Genelkurmay Başkanı Afyonkarahisar'da 25 askerin şehit olduğu kışlada yaptığı incelemelerden sonra 'Konuşmayacağım, hiçbir şey konuşmayacağım her şey ortada' demişti...
Belki de gerçekten 'her şey ortada 1.5 km'lik alanda duruyordu' ve biz görmemekte inat ediyorduk.
Ne de olsa çoğunluğu iki aylık eğitimden sonra Güneydoğu'ya sıcak çatışma hattına yollanmış erlerin cenazeleri her hafta 10'ar 10'ar gelirken 'şehit haberlerini' terör propagandasına hizmet ettiği için görmezden gelindiği zamanlardaydık...
Yıllardır 'şehit haberlerini' raytingi garanti, ajitatif formatta manşetlerde ve ekranlarda sündüre sömüre kullanan medyamız 'terör haberlerini'.....
Bir gün sonra hatırlamayacağı ölü çocukların yakınlarının 'tarifsiz acılarını' röntgen ve teşhirinden öte bir bakış ve üslupla vermemekte hemfikirdi...
Hatta popüler standart bir içeriğe indirgenen şehit haberleriyle kanıksanan 'genç ölümler' sıradanlaşıp, kamuoyunun dikkati azalınca ve giderek ölümler de belli bir sosyal kesimin üzerine birikmeye başlayınca şehit ailesinin 'yoksulluğuyla' dramatik kadraj kuruluyordu...
Bir tek gün bile şehitlerin öznel hikayelerinden çıkıp 'zorunlu askerlik hizmetini' yaparken hayatını kaybeden askeri birikim ve deneyimi eksik bu çocukların 'güvenliğini' konu bile etmeyen medyamız Başbakan'ın uyarısı gereğince geçen hafta PKK'nın Beytülşebbap'taki saldırısındaki 10 şehit haberine 'rutin günlük Türkiye gerçeği' muamelesi yaparak 'sıradan ölümlerin' 'sıradan haberi' gibi vermişti...
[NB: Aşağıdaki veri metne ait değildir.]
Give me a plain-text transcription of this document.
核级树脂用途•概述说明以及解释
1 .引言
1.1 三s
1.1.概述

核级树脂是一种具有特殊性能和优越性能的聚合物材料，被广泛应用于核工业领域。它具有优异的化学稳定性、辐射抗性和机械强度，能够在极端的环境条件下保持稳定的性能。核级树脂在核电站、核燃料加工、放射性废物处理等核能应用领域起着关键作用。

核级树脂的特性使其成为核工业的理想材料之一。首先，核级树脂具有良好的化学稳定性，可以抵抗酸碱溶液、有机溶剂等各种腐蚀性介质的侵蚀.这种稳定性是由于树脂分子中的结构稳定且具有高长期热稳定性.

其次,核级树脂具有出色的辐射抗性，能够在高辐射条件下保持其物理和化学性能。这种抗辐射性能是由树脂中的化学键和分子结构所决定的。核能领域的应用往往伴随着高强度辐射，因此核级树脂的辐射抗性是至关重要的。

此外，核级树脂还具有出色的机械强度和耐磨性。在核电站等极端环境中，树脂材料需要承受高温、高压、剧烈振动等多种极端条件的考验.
Zaten bizler de acımış 'ateş düştüğü yeri yakar' klişesiyle başkasının 'evlat acısından' hızla uzaklaşır ne günlük eğlencemiz ne de hayat asla ve kat'a yavaşlardı aksine 'teröre ödün vermektense' piyasa mekanlarına 200-300 TL'lik biletlerle Boğaz manzaralı konserlere doluşurduk...
'Teröre ödün vermekle' onulmaz çocuk kaybı arasındaki insani saygıyı, ölçüyü tutturamayan ve empatisi tükenmiş insanlardık...
Çarşamba akşamı Afyonkarahisar'da akşam vakti cephaneliğe 30 askeri doldurarak yapılan mühimmat tasnif çalışmasında 'bilinmeyen bir nedenle' meydana gelen patlamada 25 gencin bedenleri 1.5 km'ye dağılınca öğrenmiştik ki...
Cephaneliğe sokulan askerlerden 17'si üç günlük askerdi ve hayatında daha önce kaç defa cephaneliğe girmişti acaba...
Uzmanlık, profesyonellik üst düzey güvenlik tedbiri ve hayati öneme haiz 'askeri disiplin' gerektiren bir alanda acemi askerlerin ne işi olduğu da 'konuşulacak bir şey olmadığı kadar ortada mıydı?'
Ailelerin çocukların kur'ası açıklanınca sevindikleri Afyon'daki birliğin önündeki hayatlarının en uzun bekleyişinden sonra ancak sabah oğullarının yaşamadığını öğrenirken, Bakan'ın alelacele yaptığı 'böyle kazalar Hindistan ve Pakistanda da oluyor' açıklaması da başka bir ölümcül devlet kazası değil miydi?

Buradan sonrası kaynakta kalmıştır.